Ekonomi
S&P Direktörü Rybnikov: TL’ye dönüşe ikna etmek zor
Uluslararası kredi derecelendirme kuruluşu Standard&Poors (S&P) EMEA Ülke Notları Direktörü Maxim Rybnikov, Türkiye’deki enflasyon sorununun kesinlikle yeni bir durum olmadığını…
Uluslararası kredi derecelendirme kuruluşu Standard&Poors (S&P) EMEA Ülke Notları Direktörü Maxim Rybnikov, Türkiye’deki enflasyon sorununun kesinlikle yeni bir durum olmadığını ve küresel çapta enerji fiyatlarında görülen yükselişin çok öncesine dayandığını söyledi. DÜNYA’nın sorularını yanıtlayan Rybnikov TCMB’nin hiçbir zaman enflasyon hedefini tutturamadığını ve üzerindeki siyasi baskının arttığını belirten Rybnikov, enflasyon oranının 2017’den bu yana yüzde 10’un üzerinde yer aldığını ifade etti.
Rybnikov enerji fiyatları Türkiye’deki enflasyonun arkasındaki neden olmasa da enflasyonun aşağı çekilmesini güçleştirecek bir neden olduğunu vurguladı. Stagflasyon konusunda endişeli olmadıklarını, küresel ekonomi toparlanmaya devam ederken, küresel enflasyondaki artışın tahmin edilenden biraz daha uzun sürse bile geçici olacağını düşündüklerini de ekledi.
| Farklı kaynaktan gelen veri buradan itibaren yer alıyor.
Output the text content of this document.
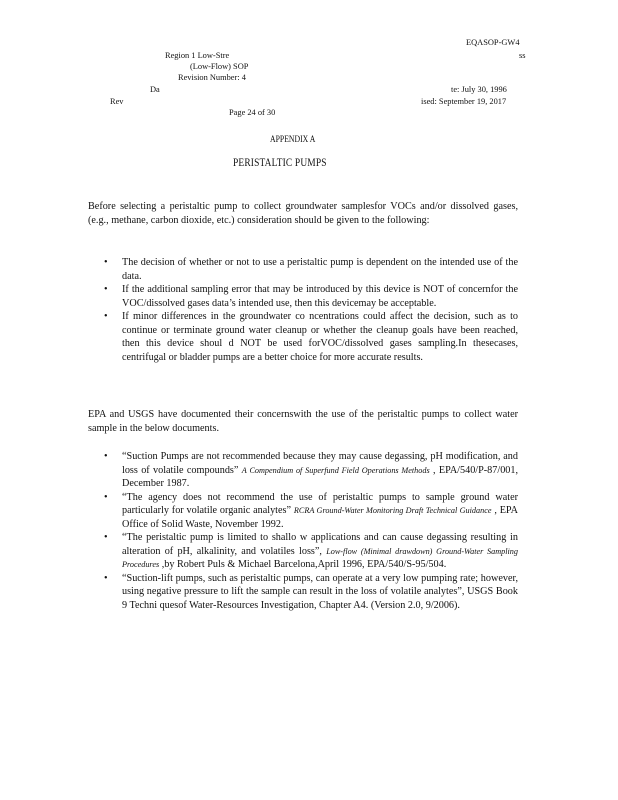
EQASOP-GW4
Region 1 Low-Stre	ss
(Low-Flow) SOP
Revision Number: 4
Da	te: July 30, 1996
Rev	ised: September 19, 2017
Page 24 of 30
APPENDIX A
PERISTALTIC PUMPS

Before selecting a peristaltic pump to collect groundwater samplesfor VOCs and/or dissolved gases, (e.g., methane, carbon dioxide, etc.) consideration should be given to the following:

• The decision of whether or not to use a peristaltic pump is dependent on the intended use of the data.
• If the additional sampling error that may be introduced by this device is NOT of concernfor the VOC/dissolved gases data’s intended use, then this devicemay be acceptable.
• If minor differences in the groundwater co ncentrations could affect the decision, such as to continue or terminate ground water cleanup or whether the cleanup goals have been reached, then this device shoul d NOT be used forVOC/dissolved gases sampling.In thesecases, centrifugal or bladder pumps are a better choice for more accurate results.

EPA and USGS have documented their concernswith the use of the peristaltic pumps to collect water sample in the below documents.

• “Suction Pumps are not recommended because they may cause degassing, pH modification, and loss of volatile compounds” A Compendium of Superfund Field Operations Methods , EPA/540/P-87/001, December 1987.
• “The agency does not recommend the use of peristaltic pumps to sample ground water particularly for volatile organic analytes” RCRA Ground-Water Monitoring Draft Technical Guidance , EPA Office of Solid Waste, November 1992.
• “The peristaltic pump is limited to shallo w applications and can cause degassing resulting in alteration of pH, alkalinity, and volatiles loss”, Low-flow (Minimal drawdown) Ground-Water Sampling Procedures ,by Robert Puls & Michael Barcelona,April 1996, EPA/540/S-95/504.
• “Suction-lift pumps, such as peristaltic pumps, can operate at a very low pumping rate; however, using negative pressure to lift the sample can result in the loss of volatile analytes”, USGS Book 9 Techni quesof Water-Resources Investigation, Chapter A4. (Version 2.0, 9/2006).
Rybnikov’a göre Türkiye Cumhuriyet Merkez Bankası, enflasyon hedefini hiçbir zaman tutturamadı ve enflasyon 2017’den bu yana sürekli olarak %10’un üzerinde. Son zamanlarda yıllık bazda neredeyse %20’ye yükselen enflasyonun ardında daha önce açılan büyük kredi teşvik paketleri, TL’deki değer kaybı ve uygulanan para politikası bulunuyor. TCMB üzerindeki siyasi baskının son yıllarda iyice arttığını, Eylül-Ekim 2021’deki toplam 300 baz puanlık faiz indirimleriyle bu durum iyice kendini gösterdiğini ekledi. Enerji fiyatlarını tek başına Türkiye’deki yüksek enflasyonun arkasındaki neden olmasa da enflasyonun aşağı çekilmesini güçleştirecek bir neden olarak öne çıkardı. .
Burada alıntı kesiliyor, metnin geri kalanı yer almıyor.